Le séminaire destiné aux étudiants avancés a
porté l’année dernière sur L’islam moderne
entre réformisme et fondamentalisme. Après
une brève introduction historique, des textes de
Rifâ‘at al-Tahtâwî (L’Or de Paris), Ernest
Renan («L’islamisme et la science»), Jamâl al-
Dîn al-Afghânî («Réponse à Renan»),
Muhammad ‘Abduh (Risâlat al-tawhîd), Rashîd
Ridâ (sur le califat) ont été lus en traduction
française, cet enseignement s’adressant
également à des non-arabisants. Au semestre
d’été, des exposés sur des livres récents, écrits
par des spécialistes de l’islam ayant des points de
vue contradictoires, ont été présentés par des
étudiants. Il s’agissait des ouvrages suivants:
Bernard Lewis, La formation du Moyen-Orient
moderne, Paris, 1995; Olivier Carré, Le
nationalisme arabe, Paris, 1993; Gilles Kepel,
La revanche de Dieu, Paris, 1992; François
Burgat, L’islamisme en face, Paris, 1995.
Silvia Naef
Chargée de cours à l’Université de Genève
LE SOUFISME: AMOUR SACRE, AMOUR PROFANE
(Cours proposé à l'UniGE en 1997-98 par A. Meddeb)
Notre point de départ est la préface qu’avait
écrite Ibn ‘Arabî (Murcie, 1165 – Damas, 1240)
pour introduire son divân «Tarjumân al-
Ashwâq» (traduit sous le titre l’Interprète des
Désirs, par Maurice Gloton, Albin Michel éd.,
Paris, 1996).
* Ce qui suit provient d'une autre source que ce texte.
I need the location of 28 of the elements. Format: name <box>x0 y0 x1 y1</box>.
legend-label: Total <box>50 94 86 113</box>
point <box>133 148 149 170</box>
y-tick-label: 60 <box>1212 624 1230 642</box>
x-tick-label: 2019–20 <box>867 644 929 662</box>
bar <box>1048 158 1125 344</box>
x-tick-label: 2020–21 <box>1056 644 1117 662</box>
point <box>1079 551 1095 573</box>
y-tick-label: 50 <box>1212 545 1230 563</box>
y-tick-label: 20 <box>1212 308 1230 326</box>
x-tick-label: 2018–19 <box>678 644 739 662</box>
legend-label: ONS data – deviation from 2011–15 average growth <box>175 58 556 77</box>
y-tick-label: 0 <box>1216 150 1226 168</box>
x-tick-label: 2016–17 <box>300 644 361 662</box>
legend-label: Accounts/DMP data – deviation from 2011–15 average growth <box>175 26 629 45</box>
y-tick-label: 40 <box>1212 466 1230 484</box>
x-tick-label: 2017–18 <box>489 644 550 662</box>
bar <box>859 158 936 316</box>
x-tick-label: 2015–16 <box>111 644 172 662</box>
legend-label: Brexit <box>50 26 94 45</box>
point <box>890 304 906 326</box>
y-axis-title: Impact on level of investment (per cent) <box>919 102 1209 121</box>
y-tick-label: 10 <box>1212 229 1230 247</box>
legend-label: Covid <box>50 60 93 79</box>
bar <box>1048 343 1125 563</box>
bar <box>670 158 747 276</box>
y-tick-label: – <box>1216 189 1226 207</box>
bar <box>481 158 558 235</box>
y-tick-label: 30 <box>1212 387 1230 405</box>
Là, apparaît la figure de la dame
inspiratrice, Nidhâm, au nom symbolique
(Nidhâm = Harmonia) tout comme sa soeur
cadette Béatrice. Nous saurons d’abord – à
travers la tante de Nidhâm, Fakhr an-Nisâ’ («La
Gloire des femmes») –, que l’humanité féminine
est présente dans la voie de l’initiation, qu’elle est
le témoin de l’expérience, qu’elle participe à la
maîtrise et à la transmission. Nous entrons par la
suite dans la dialectique de l’un et du multiple
pour ce qui a trait à la présence de la figure
féminine dans la conversion de sa diversité: tout
autre nom féminin invoqué dans les poèmes du
divân renvoie à Nidhâm, laquelle constitue le
support qui accueille l’épiphanie divine. Nous
assistons de suite à la première «métamorphose»
de la dame persane et musulmane en jeune fille
grecque et chrétienne, révélant au cheminant ses
errements et ses manques. Cette pluralité dans
l’unité s’avère être la métaphore qui légitimera
l’apparition dans les premiers poèmes de thèmes
et de motifs empruntés à d’autres croyances.
Cette référence aux autres religions culminera
dans les derniers vers du onzième poème («Mon
coeur est capable d’accueillir toute forme/ Il est
pâturage pour gazelles, couvent pour moines/
Temple pour idoles, Caaba pour pèlerin/ Table
de Torah, feuilles de Coran/ Ma religion est celle
de l’amour/ Je vais où que me mènent ses
montures»). Et c’est tout naturellement que
s’épanouit dans le douzième poème l’éloge de la
Trinité, dans sa vérité dogmatique comme dans
sa réalisation cultuelle et esthétique. Nous
retrouverons Ibn ‘Arabî dans le dernier chapitre
des Fuçûç al-Hikam («Les Gemmes des
Sagesses», partiellement traduits par Titus
Burckhardt sous le titre de La Sagesse des
Prophètes, Albin Michel éd., Paris, 1955). Le
théosophe andalou y commente le dit prophé-
tique suivant: «De votre monde trois choses me
furent rendues dignes d’amour: les femmes, le
par-fum et consolation me fut trouvée dans la
prière.» Dans l’acte de chair se réalise l’épipha-
nie divine dont le support est la femme en
jouissance: la relation à deux (entre homme et
femme) aide à déchiffrer la présence du Tiers
(Dieu).
Pour situer cette théorie dans un cadre islamique
plus vaste, nous la confrontons à deux autres
propositions: celle de Bistami (777–848) qui
situe le désir dans le nihilisme du corps, hors du
rapport sexuel (ce qui le rapproche d’une
posture «christique»); et celle d’Abû Hâmid
Ghazâli (1058–1111) qui réclame le dû de la
chair afin de désencombrer le corps et y instaurer
la vacance qui le rendra apte à l’expérience.